Secondly, a browser version of bPTP107 was utilized with the following parameters: unrooted tree, 100,000 Markov chain Monte Carlo (MCMC) generation, 0.1 burn-in. Input trees used were COI ML trees built with IQ-Tree for five datasets: P. riparia only (n = 21), P. palustris only (n = 45), pullata group (n = 117), monticola group (95 specimens) and combined pullata and monticola groups (n = 212).

The third species discovery method used was a browser version of GMYC108. The same datasets employed for bPTP were utilized. Ultrametric trees required as GMYC input were computed in BEAST 2.5109 with Strict Clock Model, 10 million MCMC chain length, 100,000 pre-burn. Priors: coalescent constant population model, uniform frequency parameter, exponential gamma rate, population size 1/X, uniform rates from 1 to 100. Single threshold was used for the GMYC run110.
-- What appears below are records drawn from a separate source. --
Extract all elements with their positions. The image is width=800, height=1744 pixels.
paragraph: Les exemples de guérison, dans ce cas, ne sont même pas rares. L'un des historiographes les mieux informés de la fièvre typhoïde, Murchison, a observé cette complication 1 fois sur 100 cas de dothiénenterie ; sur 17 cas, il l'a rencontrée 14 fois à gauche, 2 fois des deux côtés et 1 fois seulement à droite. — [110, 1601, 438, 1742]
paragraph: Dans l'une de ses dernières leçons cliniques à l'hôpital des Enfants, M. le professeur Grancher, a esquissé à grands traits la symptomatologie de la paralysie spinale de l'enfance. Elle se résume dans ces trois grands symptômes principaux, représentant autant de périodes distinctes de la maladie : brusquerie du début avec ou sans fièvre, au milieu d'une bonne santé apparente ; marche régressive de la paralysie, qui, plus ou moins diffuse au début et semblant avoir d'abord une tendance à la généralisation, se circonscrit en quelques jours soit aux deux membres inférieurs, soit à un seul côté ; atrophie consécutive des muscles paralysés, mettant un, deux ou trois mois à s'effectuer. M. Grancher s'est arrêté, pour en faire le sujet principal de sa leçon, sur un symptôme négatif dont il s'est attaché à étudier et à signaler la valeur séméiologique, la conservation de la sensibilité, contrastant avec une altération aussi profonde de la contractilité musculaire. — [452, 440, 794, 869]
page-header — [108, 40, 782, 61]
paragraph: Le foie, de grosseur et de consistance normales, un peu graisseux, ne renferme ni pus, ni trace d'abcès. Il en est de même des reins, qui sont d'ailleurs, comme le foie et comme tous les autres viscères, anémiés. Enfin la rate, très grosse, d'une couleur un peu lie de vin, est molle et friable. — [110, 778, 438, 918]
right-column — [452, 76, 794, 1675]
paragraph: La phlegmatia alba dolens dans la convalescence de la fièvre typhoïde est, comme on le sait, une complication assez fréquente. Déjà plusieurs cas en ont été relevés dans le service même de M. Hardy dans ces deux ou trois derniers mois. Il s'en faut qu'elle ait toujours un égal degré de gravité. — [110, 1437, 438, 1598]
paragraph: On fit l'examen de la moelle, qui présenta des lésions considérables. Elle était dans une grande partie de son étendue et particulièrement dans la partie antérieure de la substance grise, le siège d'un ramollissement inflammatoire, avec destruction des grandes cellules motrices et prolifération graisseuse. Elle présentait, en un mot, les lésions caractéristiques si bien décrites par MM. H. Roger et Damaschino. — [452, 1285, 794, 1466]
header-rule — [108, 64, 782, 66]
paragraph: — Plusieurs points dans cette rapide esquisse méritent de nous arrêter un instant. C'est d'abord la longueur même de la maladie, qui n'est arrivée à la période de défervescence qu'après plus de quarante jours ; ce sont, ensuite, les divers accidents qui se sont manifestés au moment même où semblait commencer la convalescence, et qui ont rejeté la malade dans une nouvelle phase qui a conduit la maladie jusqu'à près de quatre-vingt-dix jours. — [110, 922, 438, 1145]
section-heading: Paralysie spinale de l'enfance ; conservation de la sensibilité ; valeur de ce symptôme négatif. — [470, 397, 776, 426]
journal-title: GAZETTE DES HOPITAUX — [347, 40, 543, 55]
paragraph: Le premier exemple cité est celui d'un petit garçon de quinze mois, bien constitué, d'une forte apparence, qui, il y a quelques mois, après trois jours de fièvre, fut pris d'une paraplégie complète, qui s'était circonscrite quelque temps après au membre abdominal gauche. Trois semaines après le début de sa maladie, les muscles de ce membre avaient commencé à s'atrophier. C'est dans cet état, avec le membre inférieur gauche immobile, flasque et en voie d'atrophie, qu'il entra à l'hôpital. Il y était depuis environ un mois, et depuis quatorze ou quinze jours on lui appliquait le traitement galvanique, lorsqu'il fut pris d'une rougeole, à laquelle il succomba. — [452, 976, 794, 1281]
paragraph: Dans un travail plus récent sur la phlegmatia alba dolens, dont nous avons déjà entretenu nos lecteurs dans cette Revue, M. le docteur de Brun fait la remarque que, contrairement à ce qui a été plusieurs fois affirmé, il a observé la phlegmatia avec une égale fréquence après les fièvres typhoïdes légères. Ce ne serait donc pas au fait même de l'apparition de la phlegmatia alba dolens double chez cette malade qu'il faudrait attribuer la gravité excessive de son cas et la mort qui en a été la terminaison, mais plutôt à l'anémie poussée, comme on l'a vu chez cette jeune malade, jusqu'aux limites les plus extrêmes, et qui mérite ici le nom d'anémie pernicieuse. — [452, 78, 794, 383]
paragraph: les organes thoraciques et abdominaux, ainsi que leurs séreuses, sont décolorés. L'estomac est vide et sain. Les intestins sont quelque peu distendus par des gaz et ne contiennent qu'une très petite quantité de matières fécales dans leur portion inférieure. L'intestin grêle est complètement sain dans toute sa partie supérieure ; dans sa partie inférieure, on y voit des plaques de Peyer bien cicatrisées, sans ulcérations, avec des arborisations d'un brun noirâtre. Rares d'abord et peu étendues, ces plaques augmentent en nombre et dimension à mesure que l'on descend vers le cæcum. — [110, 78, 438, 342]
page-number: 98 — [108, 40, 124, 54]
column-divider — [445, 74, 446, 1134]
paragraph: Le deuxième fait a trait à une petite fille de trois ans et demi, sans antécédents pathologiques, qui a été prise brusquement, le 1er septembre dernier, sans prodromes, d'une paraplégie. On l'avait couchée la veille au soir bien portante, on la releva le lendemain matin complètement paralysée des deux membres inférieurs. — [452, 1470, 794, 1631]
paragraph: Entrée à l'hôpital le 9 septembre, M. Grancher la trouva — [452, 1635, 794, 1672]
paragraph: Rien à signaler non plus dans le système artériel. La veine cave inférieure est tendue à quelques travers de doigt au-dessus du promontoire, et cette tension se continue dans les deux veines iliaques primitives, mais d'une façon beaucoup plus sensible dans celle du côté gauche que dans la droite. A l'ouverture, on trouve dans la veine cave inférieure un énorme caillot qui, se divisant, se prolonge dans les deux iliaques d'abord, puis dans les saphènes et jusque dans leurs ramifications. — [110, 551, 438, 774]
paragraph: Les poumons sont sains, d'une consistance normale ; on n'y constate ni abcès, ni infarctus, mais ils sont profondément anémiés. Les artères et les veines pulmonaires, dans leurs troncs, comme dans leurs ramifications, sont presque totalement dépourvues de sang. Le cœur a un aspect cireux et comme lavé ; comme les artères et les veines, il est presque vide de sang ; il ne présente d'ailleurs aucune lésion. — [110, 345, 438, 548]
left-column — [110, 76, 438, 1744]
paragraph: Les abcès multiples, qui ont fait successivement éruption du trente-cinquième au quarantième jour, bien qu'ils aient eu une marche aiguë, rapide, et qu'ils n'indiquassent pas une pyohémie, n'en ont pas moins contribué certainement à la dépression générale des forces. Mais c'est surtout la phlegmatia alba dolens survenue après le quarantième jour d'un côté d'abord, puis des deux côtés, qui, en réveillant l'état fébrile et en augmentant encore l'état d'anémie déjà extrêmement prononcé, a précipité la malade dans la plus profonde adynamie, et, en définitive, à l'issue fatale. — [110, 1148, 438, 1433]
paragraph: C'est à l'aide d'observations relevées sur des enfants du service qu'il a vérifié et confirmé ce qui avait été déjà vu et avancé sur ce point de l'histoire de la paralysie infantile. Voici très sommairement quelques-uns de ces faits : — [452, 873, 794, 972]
For species delimitation with the ddRADseq data, Bayes-factor species delimitation (BFD*) was implemented in SNAPP, BEAST 2.6034. Specimens were subsampled from the initial ddRADseq assemblies to form two datasets. The first dataset included 18 specimens from the pullata group with 543 unlinked SNPs (40.6% missing data) while the second included ten specimens from the monticola group with 1153 unlinked SNPs, (1% missing data). Dataset selection was based on a minimum missing data parameter. Two alternative scenarios were tested for both datasets, where representatives of P. riparia or P. palustris from different populations belong to the same or different species. Bayes factor was calculated to evaluate the alternative hypotheses. Run parameters and specimens included in each dataset can be found in SM1.

Species trees for ddRADseq datasets were estimated in a coalescent framework using all data with the program SVDquartets111 implemented in PAUP*112. Sub-sampling was done at 10,000 quartets. Sampled quartets were assembled into a species tree using a variant of Quartet FM113, which was the implementation recommended by the developers of SVDquartets.

Pairwise distances

The estimation of p-distances was performed using PAUP* for the ddRADseq datasets. The goal of the analysis was to determine if the levels of variation in ddRADseq corresponded to the different species hypotheses derived from the COI data, morphology and ddRADseq data analyses. The p-distances for ddRADseq data were calculated for the dataset that included all species and an outgroup. Measured p-distances were grouped into intraspecific, interspecific and p-distances between compared geographically distant populations. Mean, quartiles and 95% confidence intervals were calculated and absolute values of p-distances were visualized as boxplots using ggplot2 package in RStudio for ddRADseq datasets with different m values. In addition, frequencies of p-distance values within species, between target populations and between distinct species were computed and plotted using ggplot2 package in RStudio.